Etienne Dumont

CRITIQUE D'ART

Né en 1948, Etienne Dumont a fait à Genève des études qui lui ont été peu utiles. Latin, grec, droit. Juriste raté, il a bifurqué vers le journalisme. Le plus souvent aux rubriques culturelles, il a travaillé de mars 1974 à mai 2013 à la "Tribune de Genève", en commençant par parler de cinéma. Sont ensuite venus les beaux-arts et les livres. A part ça, comme vous pouvez le voir, rien à signaler.

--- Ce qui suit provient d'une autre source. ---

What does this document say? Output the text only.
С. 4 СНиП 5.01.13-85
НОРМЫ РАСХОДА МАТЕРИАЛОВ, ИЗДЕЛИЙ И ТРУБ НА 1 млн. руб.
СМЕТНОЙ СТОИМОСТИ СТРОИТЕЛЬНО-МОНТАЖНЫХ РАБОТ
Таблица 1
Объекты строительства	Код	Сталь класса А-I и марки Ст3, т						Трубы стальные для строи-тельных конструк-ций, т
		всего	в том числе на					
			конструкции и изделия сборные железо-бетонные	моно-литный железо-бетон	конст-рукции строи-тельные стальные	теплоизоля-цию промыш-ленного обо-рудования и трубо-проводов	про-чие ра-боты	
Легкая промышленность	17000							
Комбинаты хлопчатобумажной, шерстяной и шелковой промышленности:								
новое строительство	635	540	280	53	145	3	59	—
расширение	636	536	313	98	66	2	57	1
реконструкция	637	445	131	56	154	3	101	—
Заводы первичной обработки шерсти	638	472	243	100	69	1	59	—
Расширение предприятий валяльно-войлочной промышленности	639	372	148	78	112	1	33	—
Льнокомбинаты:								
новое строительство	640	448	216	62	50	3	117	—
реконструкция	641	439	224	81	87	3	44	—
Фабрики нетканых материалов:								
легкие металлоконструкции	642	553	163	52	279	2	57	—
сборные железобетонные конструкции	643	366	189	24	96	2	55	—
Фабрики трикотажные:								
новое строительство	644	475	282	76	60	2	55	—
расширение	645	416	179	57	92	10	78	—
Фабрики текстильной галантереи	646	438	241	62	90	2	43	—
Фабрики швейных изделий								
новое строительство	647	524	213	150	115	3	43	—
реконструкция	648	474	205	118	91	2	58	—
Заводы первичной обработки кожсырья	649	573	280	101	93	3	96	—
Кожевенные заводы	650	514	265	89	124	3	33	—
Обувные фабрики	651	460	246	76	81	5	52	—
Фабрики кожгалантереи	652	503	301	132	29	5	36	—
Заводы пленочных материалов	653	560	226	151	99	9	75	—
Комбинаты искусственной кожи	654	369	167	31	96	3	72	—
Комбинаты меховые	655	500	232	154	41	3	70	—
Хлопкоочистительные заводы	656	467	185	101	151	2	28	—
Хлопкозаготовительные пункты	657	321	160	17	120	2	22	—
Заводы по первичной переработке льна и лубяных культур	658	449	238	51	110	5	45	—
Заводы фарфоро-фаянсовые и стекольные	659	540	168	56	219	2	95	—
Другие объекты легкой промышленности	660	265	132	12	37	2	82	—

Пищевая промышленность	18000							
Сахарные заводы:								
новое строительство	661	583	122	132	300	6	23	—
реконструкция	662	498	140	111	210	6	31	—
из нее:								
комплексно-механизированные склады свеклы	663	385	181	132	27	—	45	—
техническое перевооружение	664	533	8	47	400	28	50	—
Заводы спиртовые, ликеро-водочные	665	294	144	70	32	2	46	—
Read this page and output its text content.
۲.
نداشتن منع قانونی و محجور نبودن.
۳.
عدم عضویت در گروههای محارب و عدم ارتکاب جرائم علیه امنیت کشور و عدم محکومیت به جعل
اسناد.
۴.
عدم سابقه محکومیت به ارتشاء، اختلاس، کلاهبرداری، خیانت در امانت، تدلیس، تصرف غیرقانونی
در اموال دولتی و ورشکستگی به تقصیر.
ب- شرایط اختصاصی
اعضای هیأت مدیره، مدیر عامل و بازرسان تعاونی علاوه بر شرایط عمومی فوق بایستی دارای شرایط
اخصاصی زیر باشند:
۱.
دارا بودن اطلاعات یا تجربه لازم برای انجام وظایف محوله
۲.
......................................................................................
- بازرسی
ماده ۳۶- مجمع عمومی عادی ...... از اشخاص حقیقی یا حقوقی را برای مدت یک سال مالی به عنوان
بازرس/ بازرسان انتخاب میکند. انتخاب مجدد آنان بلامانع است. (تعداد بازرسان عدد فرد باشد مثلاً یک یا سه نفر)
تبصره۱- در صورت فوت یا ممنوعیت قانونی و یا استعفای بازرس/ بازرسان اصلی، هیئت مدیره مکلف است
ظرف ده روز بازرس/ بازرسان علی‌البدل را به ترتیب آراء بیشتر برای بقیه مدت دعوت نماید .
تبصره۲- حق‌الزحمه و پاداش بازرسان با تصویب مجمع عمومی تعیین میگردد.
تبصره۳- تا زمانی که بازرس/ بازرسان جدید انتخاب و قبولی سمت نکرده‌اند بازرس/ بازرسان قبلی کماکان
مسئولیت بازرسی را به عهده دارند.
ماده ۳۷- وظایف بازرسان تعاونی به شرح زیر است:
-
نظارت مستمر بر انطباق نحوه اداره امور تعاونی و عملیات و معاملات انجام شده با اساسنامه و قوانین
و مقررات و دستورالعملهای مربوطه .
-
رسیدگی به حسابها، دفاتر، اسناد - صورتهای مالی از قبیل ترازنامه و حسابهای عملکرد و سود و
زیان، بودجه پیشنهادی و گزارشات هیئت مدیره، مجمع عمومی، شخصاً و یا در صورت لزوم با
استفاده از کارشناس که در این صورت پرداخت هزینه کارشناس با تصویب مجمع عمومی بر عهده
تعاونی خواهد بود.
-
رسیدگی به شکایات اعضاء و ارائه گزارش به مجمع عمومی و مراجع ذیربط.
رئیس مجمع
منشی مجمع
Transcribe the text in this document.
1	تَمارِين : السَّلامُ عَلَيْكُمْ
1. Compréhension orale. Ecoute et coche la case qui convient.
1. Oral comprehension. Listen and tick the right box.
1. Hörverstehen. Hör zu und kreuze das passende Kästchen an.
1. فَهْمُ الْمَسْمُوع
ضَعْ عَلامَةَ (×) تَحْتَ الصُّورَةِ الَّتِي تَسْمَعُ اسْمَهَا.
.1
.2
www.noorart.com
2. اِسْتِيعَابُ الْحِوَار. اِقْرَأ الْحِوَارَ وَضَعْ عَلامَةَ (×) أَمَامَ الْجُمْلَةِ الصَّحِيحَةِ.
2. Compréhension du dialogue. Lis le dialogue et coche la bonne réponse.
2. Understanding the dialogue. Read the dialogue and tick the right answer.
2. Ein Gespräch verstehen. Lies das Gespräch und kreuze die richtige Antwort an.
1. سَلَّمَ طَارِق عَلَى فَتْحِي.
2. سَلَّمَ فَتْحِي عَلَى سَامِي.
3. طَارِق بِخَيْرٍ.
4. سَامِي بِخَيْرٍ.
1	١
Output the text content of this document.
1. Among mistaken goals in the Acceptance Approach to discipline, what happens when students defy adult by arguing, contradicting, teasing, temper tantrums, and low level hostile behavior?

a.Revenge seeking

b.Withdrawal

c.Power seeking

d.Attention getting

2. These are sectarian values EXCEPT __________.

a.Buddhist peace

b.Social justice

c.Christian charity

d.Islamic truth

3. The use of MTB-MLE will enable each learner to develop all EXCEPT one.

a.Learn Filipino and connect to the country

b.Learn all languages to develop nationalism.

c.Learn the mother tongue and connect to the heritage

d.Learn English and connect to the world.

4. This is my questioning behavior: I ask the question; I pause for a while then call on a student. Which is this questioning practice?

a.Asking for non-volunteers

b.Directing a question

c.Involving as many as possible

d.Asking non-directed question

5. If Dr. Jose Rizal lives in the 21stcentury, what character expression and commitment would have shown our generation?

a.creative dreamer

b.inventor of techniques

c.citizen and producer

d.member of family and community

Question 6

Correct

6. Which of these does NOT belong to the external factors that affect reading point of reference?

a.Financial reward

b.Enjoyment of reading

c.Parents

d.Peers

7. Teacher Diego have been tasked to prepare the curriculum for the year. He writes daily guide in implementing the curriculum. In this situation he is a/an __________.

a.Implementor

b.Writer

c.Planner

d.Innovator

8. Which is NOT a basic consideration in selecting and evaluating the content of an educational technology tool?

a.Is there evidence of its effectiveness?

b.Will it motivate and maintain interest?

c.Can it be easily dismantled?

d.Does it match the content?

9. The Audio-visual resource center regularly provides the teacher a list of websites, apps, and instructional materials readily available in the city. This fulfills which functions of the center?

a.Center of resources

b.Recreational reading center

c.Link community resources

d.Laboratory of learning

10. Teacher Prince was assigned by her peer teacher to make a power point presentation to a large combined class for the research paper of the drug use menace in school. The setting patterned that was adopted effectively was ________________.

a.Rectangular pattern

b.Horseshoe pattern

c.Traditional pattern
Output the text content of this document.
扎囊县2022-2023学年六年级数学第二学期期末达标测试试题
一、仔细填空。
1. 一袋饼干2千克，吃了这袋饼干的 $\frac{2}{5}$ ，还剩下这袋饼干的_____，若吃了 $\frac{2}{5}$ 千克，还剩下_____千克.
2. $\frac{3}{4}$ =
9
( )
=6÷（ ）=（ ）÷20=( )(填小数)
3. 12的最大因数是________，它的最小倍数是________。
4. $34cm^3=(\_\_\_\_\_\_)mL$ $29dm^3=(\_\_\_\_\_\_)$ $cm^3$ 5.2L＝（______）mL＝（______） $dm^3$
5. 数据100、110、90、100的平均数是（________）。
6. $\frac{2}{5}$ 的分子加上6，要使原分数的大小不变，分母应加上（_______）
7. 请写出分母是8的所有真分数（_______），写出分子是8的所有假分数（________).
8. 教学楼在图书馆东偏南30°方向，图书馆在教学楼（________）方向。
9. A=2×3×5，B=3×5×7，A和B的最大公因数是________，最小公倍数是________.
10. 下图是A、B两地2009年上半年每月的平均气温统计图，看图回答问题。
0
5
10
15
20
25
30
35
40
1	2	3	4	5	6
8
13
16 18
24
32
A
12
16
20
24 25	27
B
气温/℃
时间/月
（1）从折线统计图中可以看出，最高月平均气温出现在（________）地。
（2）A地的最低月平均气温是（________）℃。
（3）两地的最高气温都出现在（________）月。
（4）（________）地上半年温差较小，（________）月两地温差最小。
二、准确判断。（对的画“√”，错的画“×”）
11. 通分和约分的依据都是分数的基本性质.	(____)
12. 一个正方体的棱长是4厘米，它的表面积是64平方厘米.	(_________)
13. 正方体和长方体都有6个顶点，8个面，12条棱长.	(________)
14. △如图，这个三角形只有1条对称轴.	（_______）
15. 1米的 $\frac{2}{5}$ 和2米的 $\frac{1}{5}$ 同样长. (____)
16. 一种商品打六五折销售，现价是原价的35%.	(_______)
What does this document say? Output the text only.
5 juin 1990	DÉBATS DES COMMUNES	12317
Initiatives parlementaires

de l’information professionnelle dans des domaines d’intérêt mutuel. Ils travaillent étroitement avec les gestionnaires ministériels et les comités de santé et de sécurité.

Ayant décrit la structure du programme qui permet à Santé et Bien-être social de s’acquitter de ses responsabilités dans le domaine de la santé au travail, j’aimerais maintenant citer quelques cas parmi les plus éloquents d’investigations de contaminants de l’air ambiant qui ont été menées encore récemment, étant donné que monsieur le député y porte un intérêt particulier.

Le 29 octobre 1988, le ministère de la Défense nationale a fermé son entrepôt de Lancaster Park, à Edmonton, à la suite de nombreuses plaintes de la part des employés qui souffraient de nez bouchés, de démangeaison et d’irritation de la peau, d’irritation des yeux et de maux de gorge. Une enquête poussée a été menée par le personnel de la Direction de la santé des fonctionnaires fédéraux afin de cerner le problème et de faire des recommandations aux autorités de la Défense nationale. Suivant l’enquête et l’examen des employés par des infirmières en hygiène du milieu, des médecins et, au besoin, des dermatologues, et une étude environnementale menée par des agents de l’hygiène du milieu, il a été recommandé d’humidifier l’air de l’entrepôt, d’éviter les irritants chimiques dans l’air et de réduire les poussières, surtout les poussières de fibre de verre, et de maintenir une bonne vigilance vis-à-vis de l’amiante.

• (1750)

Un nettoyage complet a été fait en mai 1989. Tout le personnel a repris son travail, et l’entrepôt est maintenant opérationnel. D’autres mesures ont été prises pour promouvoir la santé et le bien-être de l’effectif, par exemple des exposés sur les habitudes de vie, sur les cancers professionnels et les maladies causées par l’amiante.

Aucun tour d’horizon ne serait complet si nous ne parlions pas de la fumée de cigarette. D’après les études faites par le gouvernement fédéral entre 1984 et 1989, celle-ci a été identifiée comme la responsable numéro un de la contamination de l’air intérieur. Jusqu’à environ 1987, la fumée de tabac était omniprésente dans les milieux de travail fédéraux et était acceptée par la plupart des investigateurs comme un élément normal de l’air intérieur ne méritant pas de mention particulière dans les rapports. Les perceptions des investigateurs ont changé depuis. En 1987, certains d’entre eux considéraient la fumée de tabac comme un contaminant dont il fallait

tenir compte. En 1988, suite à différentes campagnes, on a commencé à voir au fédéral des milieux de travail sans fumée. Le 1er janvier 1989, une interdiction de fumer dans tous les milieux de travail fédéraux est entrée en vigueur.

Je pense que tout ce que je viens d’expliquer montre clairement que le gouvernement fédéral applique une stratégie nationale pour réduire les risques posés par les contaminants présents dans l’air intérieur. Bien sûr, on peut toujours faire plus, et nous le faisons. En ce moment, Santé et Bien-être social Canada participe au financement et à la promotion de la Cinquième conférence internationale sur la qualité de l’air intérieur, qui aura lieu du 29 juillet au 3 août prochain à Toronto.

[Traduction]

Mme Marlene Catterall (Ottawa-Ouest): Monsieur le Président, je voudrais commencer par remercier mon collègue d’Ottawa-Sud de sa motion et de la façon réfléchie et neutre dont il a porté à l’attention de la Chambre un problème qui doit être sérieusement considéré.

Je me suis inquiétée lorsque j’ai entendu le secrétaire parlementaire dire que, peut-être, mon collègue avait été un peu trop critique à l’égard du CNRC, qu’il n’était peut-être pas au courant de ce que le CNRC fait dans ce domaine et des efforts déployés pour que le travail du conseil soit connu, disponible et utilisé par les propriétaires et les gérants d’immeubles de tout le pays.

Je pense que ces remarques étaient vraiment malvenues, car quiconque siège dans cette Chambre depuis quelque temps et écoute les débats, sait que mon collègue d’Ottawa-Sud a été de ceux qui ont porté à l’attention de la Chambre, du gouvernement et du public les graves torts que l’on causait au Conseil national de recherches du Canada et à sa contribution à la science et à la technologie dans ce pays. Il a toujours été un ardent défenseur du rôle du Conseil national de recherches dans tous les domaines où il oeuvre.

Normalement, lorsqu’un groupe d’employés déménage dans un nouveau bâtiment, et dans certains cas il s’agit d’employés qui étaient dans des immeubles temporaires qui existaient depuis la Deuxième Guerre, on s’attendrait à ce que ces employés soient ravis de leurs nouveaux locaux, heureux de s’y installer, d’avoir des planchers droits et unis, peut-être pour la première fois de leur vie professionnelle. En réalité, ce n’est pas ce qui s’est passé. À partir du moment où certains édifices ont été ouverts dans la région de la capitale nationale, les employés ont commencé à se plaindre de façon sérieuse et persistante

LIVRE/La porcelaine de Nyon selon Grégoire Gonin, ascension et chute

Crédits: Valérie Belin/Château de Nyon

Coup double. Il y a quelques semaines paraissait le livre de Roland Blaettler sur les collections de porcelaine du Château de Nyon, dont je vous ai déjà parlé. Aujourd'hui sort «Redécouvrir la porcelaine de Nyon (1781-1813)» de Grégoire Gonin, qui en constitue un complément. Il ne s'agit plus de questions stylistiques ou de problèmes d'inventaire, mais de la «diffusion et réception d'une artisanat de luxe en Suisse et en Europe du XVIIIe siècle à nos jours». Disons pour faire simple que l'auteur fait de l'histoire économique, en traitant trois aspects. Il y a l'épopéee d'une manufacture fermant boutique il y a deux siècles, faute de débouchés. Une redécouverte amenant à la constitution de collections identitaires. Et enfin le récit d'une chute commerciale. Un service en vieux Nyon ne vaut aujourd'hui presque plus rien.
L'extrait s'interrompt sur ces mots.